Dysregulation of long noncoding RNAs (lncRNAs) has been found in a large number of human cancers, including colon cancer. Therefore, the implementation of potential lncRNAs biomarkers with prognostic prediction value are very much essential. GSE39582 data set was downloaded from database of Gene Expression Omnibus. Re-annotation analysis of lncRNA expression profiles was performed by NetAffx annotation files. Univariate and multivariate Cox proportional analyses helped select prognostic lncRNAs. Algorithm of random survival forest-variable hunting (RSF-VH) together with stepwise multivariate Cox proportional analysis were performed to establish lncRNA signature.
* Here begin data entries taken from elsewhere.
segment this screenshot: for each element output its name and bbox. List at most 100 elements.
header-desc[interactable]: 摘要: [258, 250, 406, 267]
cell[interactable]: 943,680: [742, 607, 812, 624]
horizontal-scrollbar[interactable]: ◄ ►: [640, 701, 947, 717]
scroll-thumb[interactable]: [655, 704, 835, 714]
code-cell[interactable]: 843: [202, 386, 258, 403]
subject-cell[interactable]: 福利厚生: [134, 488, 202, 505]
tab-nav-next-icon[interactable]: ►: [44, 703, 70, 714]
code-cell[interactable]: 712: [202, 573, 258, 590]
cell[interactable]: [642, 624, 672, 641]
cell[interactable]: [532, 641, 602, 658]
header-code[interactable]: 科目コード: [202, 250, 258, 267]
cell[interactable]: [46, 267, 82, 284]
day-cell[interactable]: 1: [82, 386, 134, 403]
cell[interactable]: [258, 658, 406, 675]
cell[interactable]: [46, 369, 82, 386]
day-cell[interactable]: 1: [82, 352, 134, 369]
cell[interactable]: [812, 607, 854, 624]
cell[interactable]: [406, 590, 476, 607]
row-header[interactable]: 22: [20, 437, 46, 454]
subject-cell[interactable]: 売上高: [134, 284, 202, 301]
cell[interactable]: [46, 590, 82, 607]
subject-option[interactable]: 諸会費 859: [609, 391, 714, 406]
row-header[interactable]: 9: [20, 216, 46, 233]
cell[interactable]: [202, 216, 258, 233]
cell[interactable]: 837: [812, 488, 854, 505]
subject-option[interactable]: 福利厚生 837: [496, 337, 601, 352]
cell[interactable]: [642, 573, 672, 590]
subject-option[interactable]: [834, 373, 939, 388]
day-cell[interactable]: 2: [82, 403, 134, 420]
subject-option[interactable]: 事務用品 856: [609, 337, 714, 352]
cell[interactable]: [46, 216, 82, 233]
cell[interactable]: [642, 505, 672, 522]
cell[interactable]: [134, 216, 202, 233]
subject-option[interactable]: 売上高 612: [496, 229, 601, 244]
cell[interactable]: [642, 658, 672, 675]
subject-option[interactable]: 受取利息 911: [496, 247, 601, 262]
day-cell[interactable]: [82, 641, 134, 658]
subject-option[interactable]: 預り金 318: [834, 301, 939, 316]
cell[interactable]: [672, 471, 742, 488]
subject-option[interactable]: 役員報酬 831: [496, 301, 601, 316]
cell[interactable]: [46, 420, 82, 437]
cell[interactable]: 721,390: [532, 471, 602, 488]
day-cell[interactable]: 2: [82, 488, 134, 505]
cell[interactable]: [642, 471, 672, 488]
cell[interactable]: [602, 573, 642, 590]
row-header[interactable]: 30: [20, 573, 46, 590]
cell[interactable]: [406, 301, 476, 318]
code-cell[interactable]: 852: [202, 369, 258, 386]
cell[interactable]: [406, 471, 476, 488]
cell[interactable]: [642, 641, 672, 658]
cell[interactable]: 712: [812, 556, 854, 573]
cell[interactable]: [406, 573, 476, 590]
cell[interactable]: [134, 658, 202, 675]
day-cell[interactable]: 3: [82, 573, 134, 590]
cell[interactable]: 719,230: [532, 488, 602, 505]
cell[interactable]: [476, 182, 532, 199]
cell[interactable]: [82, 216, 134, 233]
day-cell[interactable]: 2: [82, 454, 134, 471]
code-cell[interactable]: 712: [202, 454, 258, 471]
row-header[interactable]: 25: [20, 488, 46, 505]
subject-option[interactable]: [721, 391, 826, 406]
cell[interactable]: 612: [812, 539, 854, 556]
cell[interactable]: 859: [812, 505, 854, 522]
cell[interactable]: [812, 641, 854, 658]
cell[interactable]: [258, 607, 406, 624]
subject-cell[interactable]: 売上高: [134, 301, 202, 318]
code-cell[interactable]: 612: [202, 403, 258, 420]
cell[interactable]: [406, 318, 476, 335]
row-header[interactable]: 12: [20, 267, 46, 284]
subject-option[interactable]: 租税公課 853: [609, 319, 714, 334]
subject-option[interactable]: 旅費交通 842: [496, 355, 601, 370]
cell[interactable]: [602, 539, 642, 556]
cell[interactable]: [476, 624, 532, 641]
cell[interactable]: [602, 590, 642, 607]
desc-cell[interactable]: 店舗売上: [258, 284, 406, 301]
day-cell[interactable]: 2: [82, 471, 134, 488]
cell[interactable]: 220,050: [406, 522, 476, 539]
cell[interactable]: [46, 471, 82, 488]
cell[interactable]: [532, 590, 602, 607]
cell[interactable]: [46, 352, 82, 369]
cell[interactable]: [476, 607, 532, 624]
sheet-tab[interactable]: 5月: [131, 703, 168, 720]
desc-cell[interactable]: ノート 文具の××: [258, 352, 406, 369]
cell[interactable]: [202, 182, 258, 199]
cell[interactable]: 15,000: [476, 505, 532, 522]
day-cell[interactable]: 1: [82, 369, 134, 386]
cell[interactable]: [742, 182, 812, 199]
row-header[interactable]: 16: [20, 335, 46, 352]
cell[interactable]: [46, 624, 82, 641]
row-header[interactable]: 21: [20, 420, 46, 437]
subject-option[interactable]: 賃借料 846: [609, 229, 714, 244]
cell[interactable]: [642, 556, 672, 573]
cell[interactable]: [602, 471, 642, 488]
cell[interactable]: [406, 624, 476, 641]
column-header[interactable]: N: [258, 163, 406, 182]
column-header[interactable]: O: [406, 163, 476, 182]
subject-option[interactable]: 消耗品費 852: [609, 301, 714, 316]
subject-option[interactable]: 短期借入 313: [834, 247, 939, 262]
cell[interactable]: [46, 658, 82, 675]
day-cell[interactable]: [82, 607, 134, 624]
The log-rank test was carried out to analyze and compare the Kaplan-Meier survival curves of patients' overall survival (OS). Receiver operating characteristic (ROC) analysis was used for comparing the survival prediction regarding its specificity and sensitivity based on lncRNA risk score, followed by calculating the values of area under the curve (AUC). The single-sample GSEA (ssGSEA) analysis was used to describe biological functions associated with this signature. Finally, to determine the robustness of this model, we used the validation sets including GSE17536 and The Cancer Genome Atlas data set. After re-annotation analysis of lncRNAs, a total of 14 lncRNA probes were obtained by univariate and multivariate Cox proportional analysis. Then, the RSF-VH algorithm and stepwise multivariate Cox analysis helped to build a five-lncRNA prognostic signature for colon cancer. The patients in group with high risk showed an obviously shorter survival time compared with patients in group with low risk with AUC of 0.75. In addition, the five-lncRNA signature can be used to independently predict the survival of patients with colon cancer. The ssGSEA analysis revealed that pathways such as extracellular matrix-receptor interaction was activated with an increase in risk score. These findings determined the strong power of prognostic prediction value of this five-lncRNA signature for colon cancer.

Keywords: GEO; colon cancer; long noncoding RNAs; prognosis; random survival forest-variable hunting algorithm.